Shetland: Ponies and a Hostel



Black & White Pony Chillin’



This is the third article of my series on touring Shetland.

Islesburgh House Hostel is a Great Home Base for Day Tripping

Shetland has a wonderful bus and ferry system with friendly drivers. The buses have routes that take you to many of the archeological and geological sites scattered around the main island. And when ferries are involved, the bus times and routes coordinate well with them. Or, if you just need a ride to the local supermarket, the buses stop at those too. With all this in mind, Islesburgh House Hostel is in a quiet neighborhood which on a bus route and within walking distance the bus station and the town center. Definitely a great choice.

Islesburgh House Hostel

Early arrival? No worries! Check-in Early!

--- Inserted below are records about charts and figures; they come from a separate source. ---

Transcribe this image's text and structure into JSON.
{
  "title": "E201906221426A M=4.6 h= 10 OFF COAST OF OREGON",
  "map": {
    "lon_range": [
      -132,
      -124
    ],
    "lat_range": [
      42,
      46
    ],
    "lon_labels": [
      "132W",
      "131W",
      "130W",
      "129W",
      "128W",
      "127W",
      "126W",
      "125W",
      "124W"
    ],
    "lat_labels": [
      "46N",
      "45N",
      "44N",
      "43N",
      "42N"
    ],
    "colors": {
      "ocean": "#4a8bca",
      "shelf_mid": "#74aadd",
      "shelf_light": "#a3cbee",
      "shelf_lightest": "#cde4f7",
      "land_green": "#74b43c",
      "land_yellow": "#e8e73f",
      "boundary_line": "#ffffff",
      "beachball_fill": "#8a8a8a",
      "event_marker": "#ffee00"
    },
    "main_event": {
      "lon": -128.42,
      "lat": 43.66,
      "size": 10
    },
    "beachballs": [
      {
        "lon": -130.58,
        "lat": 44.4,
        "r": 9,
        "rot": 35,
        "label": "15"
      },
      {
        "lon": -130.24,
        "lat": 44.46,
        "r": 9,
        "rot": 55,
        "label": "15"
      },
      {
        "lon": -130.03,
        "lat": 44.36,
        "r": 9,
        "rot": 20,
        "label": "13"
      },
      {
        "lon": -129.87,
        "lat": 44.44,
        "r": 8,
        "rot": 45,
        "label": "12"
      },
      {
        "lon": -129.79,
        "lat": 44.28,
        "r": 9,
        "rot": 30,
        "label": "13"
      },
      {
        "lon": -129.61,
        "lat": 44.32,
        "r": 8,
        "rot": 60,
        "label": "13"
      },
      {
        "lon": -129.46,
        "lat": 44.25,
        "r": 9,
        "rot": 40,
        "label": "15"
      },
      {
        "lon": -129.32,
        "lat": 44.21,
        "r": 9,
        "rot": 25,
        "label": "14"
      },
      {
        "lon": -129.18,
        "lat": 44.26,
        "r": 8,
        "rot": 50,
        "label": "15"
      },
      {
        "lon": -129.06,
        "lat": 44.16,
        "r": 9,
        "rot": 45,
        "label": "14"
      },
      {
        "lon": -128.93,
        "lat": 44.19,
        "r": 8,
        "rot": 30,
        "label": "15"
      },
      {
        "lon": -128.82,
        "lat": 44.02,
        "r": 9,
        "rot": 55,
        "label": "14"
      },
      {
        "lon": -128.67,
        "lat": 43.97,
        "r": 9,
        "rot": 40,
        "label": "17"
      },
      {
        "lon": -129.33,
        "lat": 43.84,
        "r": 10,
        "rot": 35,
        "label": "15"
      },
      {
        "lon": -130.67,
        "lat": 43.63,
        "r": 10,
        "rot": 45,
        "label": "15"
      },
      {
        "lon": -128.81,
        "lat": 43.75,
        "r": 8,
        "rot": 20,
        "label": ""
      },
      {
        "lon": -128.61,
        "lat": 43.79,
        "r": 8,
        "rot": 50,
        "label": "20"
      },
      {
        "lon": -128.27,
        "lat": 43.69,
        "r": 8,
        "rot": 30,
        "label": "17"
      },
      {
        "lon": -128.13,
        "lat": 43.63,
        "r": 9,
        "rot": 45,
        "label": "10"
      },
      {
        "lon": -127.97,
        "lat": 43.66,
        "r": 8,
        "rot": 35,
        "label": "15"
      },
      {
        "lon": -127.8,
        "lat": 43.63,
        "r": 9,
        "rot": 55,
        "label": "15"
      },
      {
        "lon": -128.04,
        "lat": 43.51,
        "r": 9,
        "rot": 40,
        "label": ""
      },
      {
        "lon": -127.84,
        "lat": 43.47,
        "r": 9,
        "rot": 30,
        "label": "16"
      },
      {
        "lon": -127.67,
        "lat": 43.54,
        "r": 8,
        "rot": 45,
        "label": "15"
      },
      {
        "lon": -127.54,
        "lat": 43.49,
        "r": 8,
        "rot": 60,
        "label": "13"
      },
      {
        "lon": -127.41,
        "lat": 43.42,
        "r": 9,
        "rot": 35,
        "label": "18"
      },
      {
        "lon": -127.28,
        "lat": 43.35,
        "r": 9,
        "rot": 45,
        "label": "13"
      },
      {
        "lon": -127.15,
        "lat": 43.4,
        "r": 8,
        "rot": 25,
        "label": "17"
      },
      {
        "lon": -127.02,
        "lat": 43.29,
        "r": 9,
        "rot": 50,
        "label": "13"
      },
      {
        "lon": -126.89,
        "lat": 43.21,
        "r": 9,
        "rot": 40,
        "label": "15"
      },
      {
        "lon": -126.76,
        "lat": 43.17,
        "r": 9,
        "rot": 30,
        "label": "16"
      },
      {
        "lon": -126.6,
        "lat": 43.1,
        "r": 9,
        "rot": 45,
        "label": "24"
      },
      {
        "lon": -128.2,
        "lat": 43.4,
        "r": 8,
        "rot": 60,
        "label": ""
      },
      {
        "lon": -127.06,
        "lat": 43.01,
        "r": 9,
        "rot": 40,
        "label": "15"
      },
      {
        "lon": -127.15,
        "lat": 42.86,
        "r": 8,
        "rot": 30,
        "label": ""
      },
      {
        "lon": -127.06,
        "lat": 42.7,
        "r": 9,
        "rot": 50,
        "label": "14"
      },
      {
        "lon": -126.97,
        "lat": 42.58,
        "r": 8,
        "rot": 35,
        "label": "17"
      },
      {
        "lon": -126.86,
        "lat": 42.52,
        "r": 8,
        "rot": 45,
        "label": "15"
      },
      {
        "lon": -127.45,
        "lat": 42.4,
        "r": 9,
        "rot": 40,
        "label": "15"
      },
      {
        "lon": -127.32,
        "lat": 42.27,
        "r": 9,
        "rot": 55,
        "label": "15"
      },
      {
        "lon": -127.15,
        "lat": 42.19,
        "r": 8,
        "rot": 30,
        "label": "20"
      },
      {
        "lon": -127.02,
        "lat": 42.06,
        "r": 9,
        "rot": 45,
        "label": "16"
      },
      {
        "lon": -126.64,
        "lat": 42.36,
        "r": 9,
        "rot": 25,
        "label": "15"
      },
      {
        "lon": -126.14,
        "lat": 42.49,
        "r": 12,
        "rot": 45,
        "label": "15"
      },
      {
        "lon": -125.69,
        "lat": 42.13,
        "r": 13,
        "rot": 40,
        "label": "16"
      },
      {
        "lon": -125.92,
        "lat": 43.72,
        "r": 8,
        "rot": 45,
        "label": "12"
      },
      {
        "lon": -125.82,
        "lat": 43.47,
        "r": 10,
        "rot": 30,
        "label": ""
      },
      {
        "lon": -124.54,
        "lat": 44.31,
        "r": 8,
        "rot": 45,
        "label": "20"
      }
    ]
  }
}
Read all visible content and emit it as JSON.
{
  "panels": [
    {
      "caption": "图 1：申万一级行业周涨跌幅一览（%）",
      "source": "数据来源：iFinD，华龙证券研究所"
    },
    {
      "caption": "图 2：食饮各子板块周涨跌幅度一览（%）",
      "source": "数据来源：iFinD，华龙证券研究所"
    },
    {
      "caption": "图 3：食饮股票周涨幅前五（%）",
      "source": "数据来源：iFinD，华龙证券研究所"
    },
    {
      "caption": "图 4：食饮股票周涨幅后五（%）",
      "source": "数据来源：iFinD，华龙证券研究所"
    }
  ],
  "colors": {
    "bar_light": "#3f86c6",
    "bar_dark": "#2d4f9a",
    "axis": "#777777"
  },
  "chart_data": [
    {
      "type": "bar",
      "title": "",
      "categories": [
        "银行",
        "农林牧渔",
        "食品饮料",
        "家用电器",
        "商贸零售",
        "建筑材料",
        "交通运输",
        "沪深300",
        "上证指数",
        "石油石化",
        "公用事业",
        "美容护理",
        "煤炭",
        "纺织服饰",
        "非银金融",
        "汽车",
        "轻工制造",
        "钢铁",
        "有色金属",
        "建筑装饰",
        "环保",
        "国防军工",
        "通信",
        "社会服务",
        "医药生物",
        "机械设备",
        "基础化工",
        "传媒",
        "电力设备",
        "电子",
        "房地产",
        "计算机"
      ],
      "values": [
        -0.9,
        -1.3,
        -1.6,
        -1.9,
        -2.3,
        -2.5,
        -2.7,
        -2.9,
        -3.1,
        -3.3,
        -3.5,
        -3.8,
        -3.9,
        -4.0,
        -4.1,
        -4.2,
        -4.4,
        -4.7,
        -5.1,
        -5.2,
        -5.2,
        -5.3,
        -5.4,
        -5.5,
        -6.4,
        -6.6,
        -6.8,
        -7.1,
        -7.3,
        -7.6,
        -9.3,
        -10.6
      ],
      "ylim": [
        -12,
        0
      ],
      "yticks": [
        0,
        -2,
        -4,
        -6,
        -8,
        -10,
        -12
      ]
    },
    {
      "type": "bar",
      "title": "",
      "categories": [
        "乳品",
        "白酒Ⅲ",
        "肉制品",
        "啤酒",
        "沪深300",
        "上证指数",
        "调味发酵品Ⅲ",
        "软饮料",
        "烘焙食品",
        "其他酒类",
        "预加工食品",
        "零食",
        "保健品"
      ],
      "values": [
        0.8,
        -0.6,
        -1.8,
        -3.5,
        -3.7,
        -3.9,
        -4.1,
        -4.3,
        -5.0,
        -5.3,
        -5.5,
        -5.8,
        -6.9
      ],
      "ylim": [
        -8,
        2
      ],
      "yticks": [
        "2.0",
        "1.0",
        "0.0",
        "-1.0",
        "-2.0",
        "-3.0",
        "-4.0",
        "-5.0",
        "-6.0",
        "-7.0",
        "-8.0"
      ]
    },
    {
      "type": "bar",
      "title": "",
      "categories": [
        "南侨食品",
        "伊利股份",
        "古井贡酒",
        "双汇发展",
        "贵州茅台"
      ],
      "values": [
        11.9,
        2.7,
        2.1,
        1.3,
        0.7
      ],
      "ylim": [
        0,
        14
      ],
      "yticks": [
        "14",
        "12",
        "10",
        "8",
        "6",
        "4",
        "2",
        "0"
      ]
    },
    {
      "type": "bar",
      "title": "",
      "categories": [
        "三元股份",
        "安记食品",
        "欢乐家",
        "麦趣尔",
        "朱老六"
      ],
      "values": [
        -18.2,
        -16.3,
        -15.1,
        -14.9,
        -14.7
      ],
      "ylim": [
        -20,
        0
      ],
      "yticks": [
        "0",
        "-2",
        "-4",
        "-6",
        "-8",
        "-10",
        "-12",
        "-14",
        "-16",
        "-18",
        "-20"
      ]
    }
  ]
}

The standard check-in time at hostels is usually 4PM. However, this is no ordinary hostel. For those of us who arrive via overnight ferry at 7:30 in the morning and walk into the hostel lobby around 9 AM, the staff is very accommodating. As long as there is a bed available they will check you in straight away. I, for one, was happy to curl up on my bed and take a nap first thing in the morning.

Joys of Hostel Experience

I love staying in dorm rooms because I get to chat with fellow travelers. We compare notes and share experiences. We make recommendations on what to see and how to get there. Or we may decide to sightsee together. There is always the potential for a lifetime friend but mostly we are ships passing and maybe will cross paths again.

Cappuccino maker

Eating alone is an option. But sometimes I share my meal with others because I made too much. It is a great ice breaker. And others have invited me to join them and share in their bounty. During meal time it is not unusual to take out our maps and plan our schedule for the day. After much discussion we decide if we tour together or agree to meet later in the day. No matter, it is a fun experience.

Downside of Sleeping in a Dorm Room

For the most part the night noise is minimal. However, there is the occasional snorer. I am guilty of that, usually when I have a cold. I do try hard to not snore and am often successful when I ask my roommates the following morning.

However, there are those memorable nights. For example, on my last day in the Lerwick one woman arrived in the morning complaining how she didn’t sleep a wink on the ferry. She took a nap upon arrival, then wandered out on her own to see the local sights. That night she snored so loudly. She was in the bed next to mine (there were 6 bunks/12 beds in my room) so I took my trekking pole, poked her bed and tried to shake it discretely. That didn’t work, so I tickled her arm with the hand strap of my pole. Nothing made her move. In the morning she boasted how she had the best sleep ever. The rest of us congratulated her, then we laughed amongst ourselves as none of us got any sleep.

Other Concerns?

Hostel life is not for everyone. There is the lack of privacy. But some hostels now offer private rooms, so privacy is possible. What about security? Well, many hostels offer lockers under the bed or next to it to stash your valuables and can be fastened with a luggage lock. Plus the individual rooms lock, as does the front door. Only guests of the hostel have a key to enter the hostel when the front desk is closed.

Hostelling is my preferred accommodation for budget travel. I even carry a tent and sleeping bag with me in case the hostel has no beds available, but do offer camping. The Islesburgh House Hostel rates high on hostels that I would recommend.